Pois assim foi naquele final de 1944, vocês se lembram, o ano das enchentes. Até aqui na cidade o ribeirão entornou, e as casas lá de baixo, do bairro do Espraiado, ficaram alagadas com meio metro de água.

O Coronel tinha de acertar alguma conta na cidade. Disso sabia seu desafeto, o vingativo Serapião Campeta, que ajustou o Zeca Mulango para “passar um susto” no Coronel. Isso de “passar um susto” era como ele falava, quando exterminava qualquer cristão, em serviços de encomenda de morte.

Assim, o matador de aluguel já estava de tocaia montada há quase uma semana. Ficou a cavaleiro da estrada, onde ela cruza com o córrego das Garças, antes das águas se despencarem na cascata que, de tão desimportante, nem nome tem. Mas o poço fundo e largo, escavado pelas águas que despencam por mais de cinqüenta metros, é temível, com redemoinho e sumidouro. Depois, o córrego segue mais uns cem metros, antes de desembocar na Lagoa Preta. O lugar é muito conhecido, preferido pelos pescadores, remanso abundante de trairões, carás e mandis.

Escondido na mata, as roupas escuras e o chapelão desabado sobre o rosto, confundindo-se com o verde das árvores e as sombras do matagal, Zeca Mulango espera. O cavalo, amarrado a uma sibipiruna, pasta na sombra, também escondido.

Na madrugada de sexta-feira choveu forte nas cabeceiras do Córrego das Garças. O bandido se abrigou como pôde em sua capa gaúcha, aguardando. De hoje o disgraçado num escapa. Ele tem que ir à cidade, de qualquer jeito. Foi o que o seu Serapião me falou. — Remoendo os pensamentos, mastigando um pedaço de carne-de-sol, mantém os olhos fixos no local onde forçosamente o coronel teria de passar.
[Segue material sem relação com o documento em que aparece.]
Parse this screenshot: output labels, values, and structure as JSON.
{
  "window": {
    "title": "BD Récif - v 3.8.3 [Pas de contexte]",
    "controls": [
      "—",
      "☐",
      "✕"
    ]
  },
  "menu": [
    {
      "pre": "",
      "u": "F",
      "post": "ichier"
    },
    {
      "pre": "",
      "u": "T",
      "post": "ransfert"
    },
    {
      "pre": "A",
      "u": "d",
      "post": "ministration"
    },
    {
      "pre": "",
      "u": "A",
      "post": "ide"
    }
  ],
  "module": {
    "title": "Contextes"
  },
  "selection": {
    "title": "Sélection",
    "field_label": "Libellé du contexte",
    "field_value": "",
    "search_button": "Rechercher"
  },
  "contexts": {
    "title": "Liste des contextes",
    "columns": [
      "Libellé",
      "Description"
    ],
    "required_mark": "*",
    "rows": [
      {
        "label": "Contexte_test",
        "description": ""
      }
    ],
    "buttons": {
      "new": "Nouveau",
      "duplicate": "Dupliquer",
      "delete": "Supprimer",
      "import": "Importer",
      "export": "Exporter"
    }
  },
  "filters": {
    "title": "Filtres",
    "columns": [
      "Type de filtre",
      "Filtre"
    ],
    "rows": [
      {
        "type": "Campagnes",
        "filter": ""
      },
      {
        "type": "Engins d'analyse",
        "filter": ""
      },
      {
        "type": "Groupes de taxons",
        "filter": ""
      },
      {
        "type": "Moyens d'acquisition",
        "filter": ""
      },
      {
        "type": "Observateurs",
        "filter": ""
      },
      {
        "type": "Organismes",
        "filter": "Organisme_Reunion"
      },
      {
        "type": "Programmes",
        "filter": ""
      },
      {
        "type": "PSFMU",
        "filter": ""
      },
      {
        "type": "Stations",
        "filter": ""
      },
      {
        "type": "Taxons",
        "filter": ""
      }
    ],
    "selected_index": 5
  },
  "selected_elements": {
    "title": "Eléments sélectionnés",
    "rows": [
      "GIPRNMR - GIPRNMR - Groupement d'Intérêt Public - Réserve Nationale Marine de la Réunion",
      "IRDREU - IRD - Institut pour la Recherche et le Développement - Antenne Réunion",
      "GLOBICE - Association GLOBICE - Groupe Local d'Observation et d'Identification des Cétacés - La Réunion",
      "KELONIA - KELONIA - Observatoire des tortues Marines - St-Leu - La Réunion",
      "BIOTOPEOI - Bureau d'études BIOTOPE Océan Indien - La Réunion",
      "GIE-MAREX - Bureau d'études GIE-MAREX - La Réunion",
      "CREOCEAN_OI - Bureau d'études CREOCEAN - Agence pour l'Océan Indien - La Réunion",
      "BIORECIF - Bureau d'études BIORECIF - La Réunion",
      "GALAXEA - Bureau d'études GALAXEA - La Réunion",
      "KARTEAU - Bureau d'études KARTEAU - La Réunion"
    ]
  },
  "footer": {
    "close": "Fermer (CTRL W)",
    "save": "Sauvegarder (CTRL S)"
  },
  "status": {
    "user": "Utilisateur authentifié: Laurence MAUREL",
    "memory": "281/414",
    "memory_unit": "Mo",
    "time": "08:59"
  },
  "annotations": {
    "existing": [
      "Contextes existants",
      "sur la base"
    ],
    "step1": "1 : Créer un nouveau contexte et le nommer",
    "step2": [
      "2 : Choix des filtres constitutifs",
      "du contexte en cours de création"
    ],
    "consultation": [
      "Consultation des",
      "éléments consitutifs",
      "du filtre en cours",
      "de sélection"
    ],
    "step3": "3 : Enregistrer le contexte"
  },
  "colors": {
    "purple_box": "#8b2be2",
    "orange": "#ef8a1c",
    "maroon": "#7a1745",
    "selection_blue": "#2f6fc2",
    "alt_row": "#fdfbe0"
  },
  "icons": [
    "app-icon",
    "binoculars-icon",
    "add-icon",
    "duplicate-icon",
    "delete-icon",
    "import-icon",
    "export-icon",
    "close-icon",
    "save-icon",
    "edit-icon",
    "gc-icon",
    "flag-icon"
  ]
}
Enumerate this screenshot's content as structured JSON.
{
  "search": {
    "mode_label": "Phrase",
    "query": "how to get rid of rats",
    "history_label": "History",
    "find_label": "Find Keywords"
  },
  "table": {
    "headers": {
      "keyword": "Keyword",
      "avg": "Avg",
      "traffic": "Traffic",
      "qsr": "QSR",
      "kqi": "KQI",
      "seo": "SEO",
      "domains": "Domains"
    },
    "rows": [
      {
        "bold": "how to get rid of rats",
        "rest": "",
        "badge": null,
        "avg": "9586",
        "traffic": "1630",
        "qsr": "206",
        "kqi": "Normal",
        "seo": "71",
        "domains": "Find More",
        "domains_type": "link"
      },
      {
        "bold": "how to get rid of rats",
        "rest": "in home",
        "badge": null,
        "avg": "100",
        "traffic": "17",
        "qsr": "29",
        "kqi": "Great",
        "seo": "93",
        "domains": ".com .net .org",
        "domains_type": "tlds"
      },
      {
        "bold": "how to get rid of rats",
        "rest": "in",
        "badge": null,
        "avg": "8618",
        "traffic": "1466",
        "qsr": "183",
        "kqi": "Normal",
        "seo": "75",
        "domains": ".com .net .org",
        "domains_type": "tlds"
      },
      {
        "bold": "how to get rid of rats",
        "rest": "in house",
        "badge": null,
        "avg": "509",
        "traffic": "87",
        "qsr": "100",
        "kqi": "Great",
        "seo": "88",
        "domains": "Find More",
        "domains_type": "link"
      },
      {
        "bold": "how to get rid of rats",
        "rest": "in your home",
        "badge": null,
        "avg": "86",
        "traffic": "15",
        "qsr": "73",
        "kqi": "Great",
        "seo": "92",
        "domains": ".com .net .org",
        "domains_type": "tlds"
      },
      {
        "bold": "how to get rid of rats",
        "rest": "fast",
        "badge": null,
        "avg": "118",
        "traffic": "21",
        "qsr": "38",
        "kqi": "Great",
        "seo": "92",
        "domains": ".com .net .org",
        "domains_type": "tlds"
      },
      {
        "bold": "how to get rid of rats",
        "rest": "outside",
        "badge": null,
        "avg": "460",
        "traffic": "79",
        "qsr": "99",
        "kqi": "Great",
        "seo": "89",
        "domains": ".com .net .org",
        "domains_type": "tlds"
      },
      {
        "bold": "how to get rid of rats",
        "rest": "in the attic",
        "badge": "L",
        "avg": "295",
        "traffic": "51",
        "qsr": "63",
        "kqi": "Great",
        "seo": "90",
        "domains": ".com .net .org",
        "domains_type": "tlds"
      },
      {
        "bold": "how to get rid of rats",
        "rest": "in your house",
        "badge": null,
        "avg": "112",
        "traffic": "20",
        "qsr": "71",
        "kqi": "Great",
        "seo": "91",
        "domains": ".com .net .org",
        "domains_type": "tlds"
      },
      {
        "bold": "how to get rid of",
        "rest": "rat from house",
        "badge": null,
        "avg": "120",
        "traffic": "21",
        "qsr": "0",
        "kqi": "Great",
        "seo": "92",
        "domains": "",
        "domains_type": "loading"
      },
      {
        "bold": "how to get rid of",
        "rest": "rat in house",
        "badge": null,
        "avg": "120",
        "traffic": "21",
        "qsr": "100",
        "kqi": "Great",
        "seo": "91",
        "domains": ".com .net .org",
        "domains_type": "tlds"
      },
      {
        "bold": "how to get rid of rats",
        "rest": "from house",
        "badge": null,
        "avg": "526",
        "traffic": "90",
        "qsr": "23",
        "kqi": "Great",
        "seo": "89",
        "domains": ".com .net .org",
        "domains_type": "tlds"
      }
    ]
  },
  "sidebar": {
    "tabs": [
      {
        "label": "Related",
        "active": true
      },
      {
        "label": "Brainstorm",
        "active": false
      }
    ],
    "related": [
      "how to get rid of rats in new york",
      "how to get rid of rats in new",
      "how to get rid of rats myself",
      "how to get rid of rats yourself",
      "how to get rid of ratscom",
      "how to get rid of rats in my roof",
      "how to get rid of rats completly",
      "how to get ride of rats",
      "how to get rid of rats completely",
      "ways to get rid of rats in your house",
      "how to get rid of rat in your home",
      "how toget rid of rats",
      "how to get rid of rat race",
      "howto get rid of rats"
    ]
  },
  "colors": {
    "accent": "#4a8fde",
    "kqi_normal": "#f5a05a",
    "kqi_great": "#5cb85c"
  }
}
A estrada de bois (e do Fordinho do coronel) cruza o córrego sobre o lajeado de pedra limosa. Além dos sulcos cavados na pedra, pelo uso de longa data, nada existe para demarcar a estrada. São estreitas valas que se ocultam quando as águas sobem. Então, só mesmo quem conhece a estrada se atreve a vadear o córrego.

De repente, Zeca Mulango ouve, ao longe, o barulho característico do automóvel do coronel. Tché-tché-tché-tché... E logo surge o veículo, descendo devagar, as rodas escorregando pelo barro. Firme na direção, o coronel está preocupado com a travessia do córrego. O carro avança bem devagar, as rodas cortando a água.

O homem na tocaia levanta a espingarda, ajusta a coronha ao ombro, firma a arma, dedo no gatilho, faz a mira. Uma bala, só uma. Não quero desperdiçar munição com esse disgraçado. Só irá atirar, quando o veículo estiver bem no meio da travessia, bem iluminado pelo sol da manhã.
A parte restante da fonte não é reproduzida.